In contrast to a decrease in root length observed upon incubation of seedlings with A. brasilense cells, treatment with A. brasilense LPS was associated with increased root length. Although the reason for this contrasting result is unclear, it does suggest that phytohormones produced by rhizobacteria mediate decreases in root length, as was previously reported (Cassan et al. 2014). Phytohormones produced by rhizobacteria could mask the potential effects of LPS during the interaction between plant and bacteria, and it is possible that LPS must directly contact root tissue to exert a stimulatory effect.

POD activity is stimulated by both bacterial plant pathogens (Farahani and Taghavi 2016; Jang et al. 2004) and beneficial rhizobacteria (Lavania et al. 2006), but less is known about how LPS from these bacteria affect POD activity.
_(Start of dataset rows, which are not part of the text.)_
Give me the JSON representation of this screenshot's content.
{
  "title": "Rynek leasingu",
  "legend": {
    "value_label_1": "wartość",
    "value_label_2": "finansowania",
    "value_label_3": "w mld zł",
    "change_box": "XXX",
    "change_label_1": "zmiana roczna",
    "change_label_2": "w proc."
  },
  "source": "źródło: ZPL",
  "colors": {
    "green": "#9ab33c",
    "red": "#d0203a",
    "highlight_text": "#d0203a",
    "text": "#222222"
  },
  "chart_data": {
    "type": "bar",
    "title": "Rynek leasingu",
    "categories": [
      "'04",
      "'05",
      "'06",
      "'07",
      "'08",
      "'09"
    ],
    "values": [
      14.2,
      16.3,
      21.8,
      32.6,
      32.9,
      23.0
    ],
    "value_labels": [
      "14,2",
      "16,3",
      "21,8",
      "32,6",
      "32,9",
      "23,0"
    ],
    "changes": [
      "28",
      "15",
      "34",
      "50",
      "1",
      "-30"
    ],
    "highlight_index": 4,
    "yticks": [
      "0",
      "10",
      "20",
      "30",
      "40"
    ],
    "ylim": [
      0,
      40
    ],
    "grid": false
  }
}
Here we compared the effect of LPS on POD activity and found that while both types of LPS increased POD activity, LPS from the pathogenic bacteria were associated with larger increases in POD activity, suggesting that plants may be able to distinguish between LPS from PGPR and bacterial pathogens.
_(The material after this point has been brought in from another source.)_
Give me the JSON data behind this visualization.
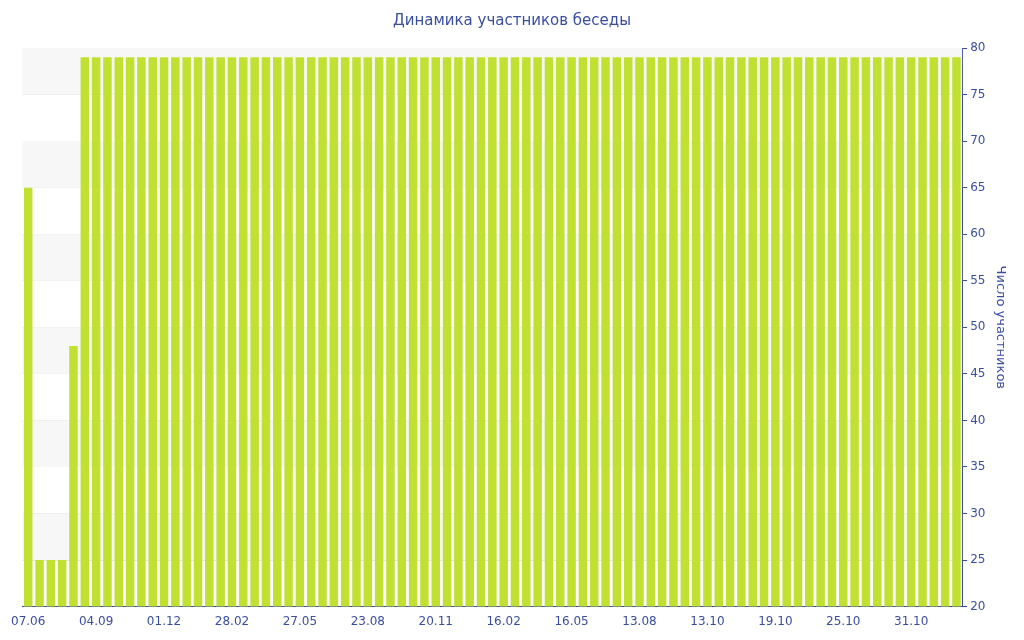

PGPR LPS provide beneficial effects for plant growth as was reported by Evseeva et al. (2018). These authors demonstrated that LPS from A. brasilense Sp245 specifically stimulated the regenerative capacity of wheat culture tissues and increased cell division in the wheat root meristem (Evseeva et al. 2011). In contrast, LPS from plant pathogens carry pathogen-/microbe-associated molecular patterns (PAMP/MAMP) that are recognized by the immune system and activate defense responses (Kutschera and Ranf 2019). Whether the same molecular mechanism is involved in sensing and transducing stimulatory effects by different LPS requires more investigation.
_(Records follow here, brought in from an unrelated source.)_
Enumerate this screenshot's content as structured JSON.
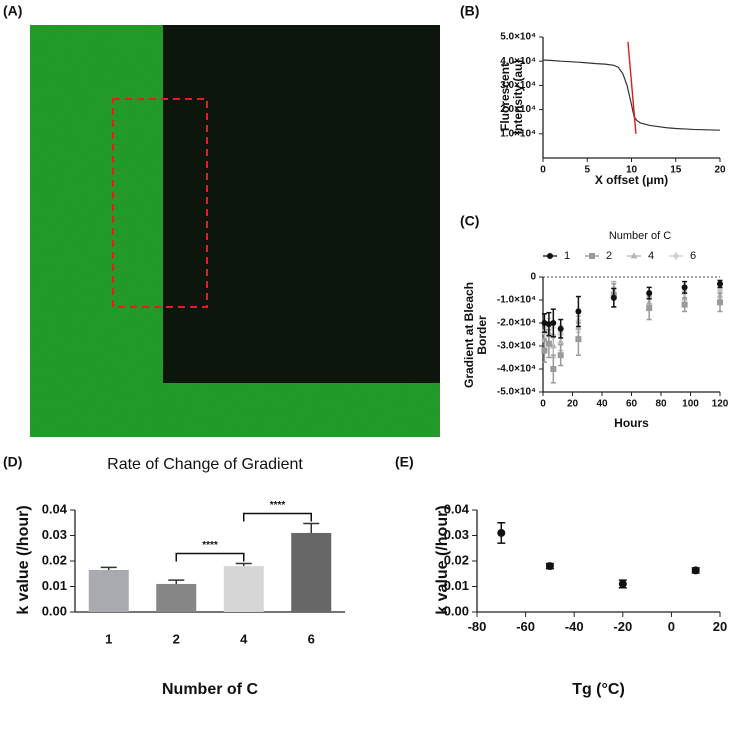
{
  "panel_labels": [
    "(A)",
    "(B)",
    "(C)",
    "(D)",
    "(E)"
  ],
  "chart_data": [
    {
      "type": "line",
      "xlabel": "X offset (μm)",
      "ylabel": [
        "Fluorescent",
        "Intensity (au)"
      ],
      "xlim": [
        0,
        20
      ],
      "xticks": [
        0,
        5,
        10,
        15,
        20
      ],
      "ylim": [
        0,
        50000
      ],
      "yticks": [
        {
          "value": 10000,
          "label": "1.0×10⁴"
        },
        {
          "value": 20000,
          "label": "2.0×10⁴"
        },
        {
          "value": 30000,
          "label": "3.0×10⁴"
        },
        {
          "value": 40000,
          "label": "4.0×10⁴"
        },
        {
          "value": 50000,
          "label": "5.0×10⁴"
        }
      ],
      "series": [
        {
          "color": "#333333",
          "x": [
            0,
            1,
            2,
            3,
            4,
            5,
            6,
            7,
            8,
            8.5,
            9,
            9.5,
            10,
            10.3,
            10.6,
            11,
            12,
            13,
            14,
            15,
            16,
            17,
            18,
            19,
            20
          ],
          "values": [
            40500,
            40300,
            40000,
            39800,
            39600,
            39300,
            39000,
            38800,
            38300,
            37500,
            35000,
            30000,
            22000,
            17000,
            15500,
            14500,
            13500,
            13000,
            12500,
            12200,
            12000,
            11800,
            11700,
            11600,
            11500
          ]
        },
        {
          "color": "#e41a1c",
          "x": [
            9.6,
            10.5
          ],
          "values": [
            48000,
            10000
          ]
        }
      ]
    },
    {
      "type": "scatter",
      "xlabel": "Hours",
      "ylabel": [
        "Gradient at Bleach",
        "Border"
      ],
      "legend_title": "Number of C",
      "zero_line": true,
      "xlim": [
        0,
        120
      ],
      "xticks": [
        0,
        20,
        40,
        60,
        80,
        100,
        120
      ],
      "ylim": [
        -50000,
        0
      ],
      "yticks": [
        0,
        {
          "value": -10000,
          "label": "-1.0×10⁴"
        },
        {
          "value": -20000,
          "label": "-2.0×10⁴"
        },
        {
          "value": -30000,
          "label": "-3.0×10⁴"
        },
        {
          "value": -40000,
          "label": "-4.0×10⁴"
        },
        {
          "value": -50000,
          "label": "-5.0×10⁴"
        }
      ],
      "x": [
        1,
        4,
        7,
        12,
        24,
        48,
        72,
        96,
        120
      ],
      "series": [
        {
          "name": "1",
          "color": "#111111",
          "marker": "circle",
          "values": [
            -20000,
            -20500,
            -20000,
            -22500,
            -15000,
            -9000,
            -7000,
            -4500,
            -3000
          ],
          "errors": [
            4000,
            5000,
            6000,
            4000,
            6500,
            4000,
            2500,
            2500,
            1500
          ]
        },
        {
          "name": "2",
          "color": "#9a9a9a",
          "marker": "square",
          "values": [
            -32000,
            -29000,
            -40000,
            -34000,
            -27000,
            -8000,
            -13500,
            -12000,
            -11000
          ],
          "errors": [
            5000,
            6000,
            6000,
            4500,
            7000,
            5000,
            5000,
            3000,
            4000
          ]
        },
        {
          "name": "4",
          "color": "#b5b5b5",
          "marker": "triangle",
          "values": [
            -27000,
            -24000,
            -30000,
            -28000,
            -22000,
            -6000,
            -11000,
            -9000,
            -8000
          ],
          "errors": [
            4000,
            4000,
            5000,
            4000,
            5000,
            4000,
            3000,
            3000,
            3000
          ]
        },
        {
          "name": "6",
          "color": "#d0d0d0",
          "marker": "diamond",
          "values": [
            -24000,
            -22000,
            -26000,
            -25000,
            -19000,
            -5000,
            -9000,
            -7000,
            -6000
          ],
          "errors": [
            4000,
            4000,
            4000,
            4000,
            5000,
            3000,
            3000,
            3000,
            3000
          ]
        }
      ]
    },
    {
      "type": "bar",
      "title": "Rate of Change of Gradient",
      "xlabel": "Number of C",
      "ylabel": "k value (/hour)",
      "categories": [
        "1",
        "2",
        "4",
        "6"
      ],
      "values": [
        0.0165,
        0.011,
        0.018,
        0.031
      ],
      "errors": [
        0.001,
        0.0015,
        0.001,
        0.0037
      ],
      "colors": [
        "#a9a9b0",
        "#868686",
        "#d6d6d6",
        "#676767"
      ],
      "ylim": [
        0,
        0.04
      ],
      "yticks": [
        {
          "value": 0,
          "label": "0.00"
        },
        {
          "value": 0.01,
          "label": "0.01"
        },
        {
          "value": 0.02,
          "label": "0.02"
        },
        {
          "value": 0.03,
          "label": "0.03"
        },
        {
          "value": 0.04,
          "label": "0.04"
        }
      ],
      "annotations": [
        "****",
        "****"
      ]
    },
    {
      "type": "scatter",
      "xlabel": "Tg (°C)",
      "ylabel": "k value (/hour)",
      "xlim": [
        -80,
        20
      ],
      "xticks": [
        -80,
        -60,
        -40,
        -20,
        0,
        20
      ],
      "ylim": [
        0,
        0.04
      ],
      "yticks": [
        {
          "value": 0,
          "label": "0.00"
        },
        {
          "value": 0.01,
          "label": "0.01"
        },
        {
          "value": 0.02,
          "label": "0.02"
        },
        {
          "value": 0.03,
          "label": "0.03"
        },
        {
          "value": 0.04,
          "label": "0.04"
        }
      ],
      "x": [
        -70,
        -50,
        -20,
        10
      ],
      "series": [
        {
          "color": "#111111",
          "marker": "circle",
          "values": [
            0.031,
            0.018,
            0.011,
            0.0163
          ],
          "errors": [
            0.004,
            0.001,
            0.0015,
            0.001
          ]
        }
      ]
    }
  ]
}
Based on studies of recognition of LPS by mammal cells, plants likely carry cellular receptors for LPS (Kagan 2017). However, whether plant cells can sense LPS from beneficial and pathogenic bacteria using the same receptor is unknown, as is whether plant cells have different receptors and different molecular components that respond to LPS from different bacteria. Information regarding the presence of receptors to LPS in plants is emerging, and will likely address this question. Although there are no reported receptor candidates that could sense LPS from PGPR, the lectin S-domain receptor kinase AtLORE was identified that could sense LPS from Pseudomonas spp. and Xanthomonas spp., a pathogenic bacteria. This putative receptor appears to specifically sense some LPS, but not LPS from Escherichia coli, Salmonella enterica or Burkholderia spp. and the receptor may even be specific to the Brassicaceae plant family (Ranf et al. 2015). Another interesting possibility by which plant cells distinguish different types of LPS is that plant receptors may perhaps recognize different structural components among different LPS. We have studies underway to address this question.